What is the derivative of #x/(1+x^2)#?

Question

Christopher Agresta · Accepted Answer

#dy/dx=(1-x^2)/(1+x^2)#.

Let #y=x/(1+x^2)#. We will use the following Quotient Rule for the Derivative :- #y=(u(x))/(v(x)) rArr dy/dx={v(x)u'(x)-u(x)v'(x)}/(v(x))^2# Hence, #dy/dx={(1+x^2)(x)'-x(1+x^2)'}/(1+x^2)^2# #=[(1+x^2)(1)-(x){1'+(x^2)'}]/(1+x^2)^2# #={(1+x^2)-x(0+2x)}/(1+x^2)^2# #=(1+x^2-2x^2)/(1+x^2)^2# #rArr dy/dx=(1-x^2)/(1+x^2)#.

Luke Alvarez · Answer

undefined To find the derivative of $ \frac{x}{1+x^2} $, you can use the quotient rule.
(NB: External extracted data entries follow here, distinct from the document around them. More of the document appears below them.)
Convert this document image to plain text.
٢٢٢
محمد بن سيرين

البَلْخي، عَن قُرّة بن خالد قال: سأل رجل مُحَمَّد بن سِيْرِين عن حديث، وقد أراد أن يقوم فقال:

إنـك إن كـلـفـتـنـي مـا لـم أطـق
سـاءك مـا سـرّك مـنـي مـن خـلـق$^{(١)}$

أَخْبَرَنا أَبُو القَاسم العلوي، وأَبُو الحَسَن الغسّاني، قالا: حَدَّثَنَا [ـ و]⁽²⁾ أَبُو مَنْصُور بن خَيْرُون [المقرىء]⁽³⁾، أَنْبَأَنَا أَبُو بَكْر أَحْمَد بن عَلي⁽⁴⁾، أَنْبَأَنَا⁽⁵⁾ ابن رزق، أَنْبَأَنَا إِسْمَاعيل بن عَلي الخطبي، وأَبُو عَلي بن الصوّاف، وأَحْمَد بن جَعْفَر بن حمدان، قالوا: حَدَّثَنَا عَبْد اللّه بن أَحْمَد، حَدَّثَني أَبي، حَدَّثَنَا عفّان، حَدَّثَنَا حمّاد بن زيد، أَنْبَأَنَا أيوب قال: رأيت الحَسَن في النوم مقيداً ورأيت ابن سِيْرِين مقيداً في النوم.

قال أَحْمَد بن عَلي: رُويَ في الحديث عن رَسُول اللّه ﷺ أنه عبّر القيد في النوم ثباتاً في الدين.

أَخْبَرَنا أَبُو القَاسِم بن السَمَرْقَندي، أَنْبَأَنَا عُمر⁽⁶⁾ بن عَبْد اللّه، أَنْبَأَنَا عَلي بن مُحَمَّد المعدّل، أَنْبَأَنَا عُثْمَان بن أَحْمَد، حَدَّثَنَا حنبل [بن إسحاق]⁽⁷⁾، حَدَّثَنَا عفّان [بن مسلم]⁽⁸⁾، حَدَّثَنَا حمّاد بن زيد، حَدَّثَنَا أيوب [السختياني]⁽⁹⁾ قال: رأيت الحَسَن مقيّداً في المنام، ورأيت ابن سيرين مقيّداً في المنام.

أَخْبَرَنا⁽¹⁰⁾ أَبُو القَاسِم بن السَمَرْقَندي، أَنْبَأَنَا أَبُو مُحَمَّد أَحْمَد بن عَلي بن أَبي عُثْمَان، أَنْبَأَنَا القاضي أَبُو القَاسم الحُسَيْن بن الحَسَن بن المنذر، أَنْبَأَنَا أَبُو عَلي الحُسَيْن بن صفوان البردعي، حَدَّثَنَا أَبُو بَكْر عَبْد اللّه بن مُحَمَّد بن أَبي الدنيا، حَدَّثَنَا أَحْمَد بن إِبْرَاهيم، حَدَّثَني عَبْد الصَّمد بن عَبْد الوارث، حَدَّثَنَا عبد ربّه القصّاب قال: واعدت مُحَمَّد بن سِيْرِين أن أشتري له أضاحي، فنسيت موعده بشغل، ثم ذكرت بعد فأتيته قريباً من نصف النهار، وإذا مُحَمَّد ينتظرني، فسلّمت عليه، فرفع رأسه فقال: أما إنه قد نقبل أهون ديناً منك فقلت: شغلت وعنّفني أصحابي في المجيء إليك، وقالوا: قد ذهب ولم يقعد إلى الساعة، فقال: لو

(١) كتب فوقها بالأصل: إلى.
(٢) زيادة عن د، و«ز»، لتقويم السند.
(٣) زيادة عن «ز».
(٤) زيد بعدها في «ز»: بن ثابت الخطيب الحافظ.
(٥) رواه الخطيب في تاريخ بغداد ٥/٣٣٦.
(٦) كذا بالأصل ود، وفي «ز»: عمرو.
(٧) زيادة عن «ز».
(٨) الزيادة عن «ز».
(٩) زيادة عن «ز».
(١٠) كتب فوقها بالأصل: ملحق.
The quotient rule states that if you have a function in the form $ \frac{u(x)}{v(x)} $, then its derivative is given by:

$$ \frac{d}{dx} \left( \frac{u(x)}{v(x)} \right) = \frac{u'(x)v(x) - u(x)v'(x)}{(v(x))^2} $$

Now, applying the quotient rule to the given function:

Let $ u(x) = x $ and $ v(x) = 1 + x^2 $.

Then $ u'(x) = 1 $ and $ v'(x) = 2x $.

Plug these values into the quotient rule formula:

$$ \frac{d}{dx} \left( \frac{x}{1+x^2} \right) = \frac{(1)(1+x^2) - (x)(2x)}{(1+x^2)^2} $$

Simplify the expression:

$$ \frac{1 + x^2 - 2x^2}{(1+x^2)^2} = \frac{1 - x^2}{(1+x^2)^2} $$

So, the derivative of $ \frac{x}{1+x^2} $ is $ \frac{1 - x^2}{(1+x^2)^2} $.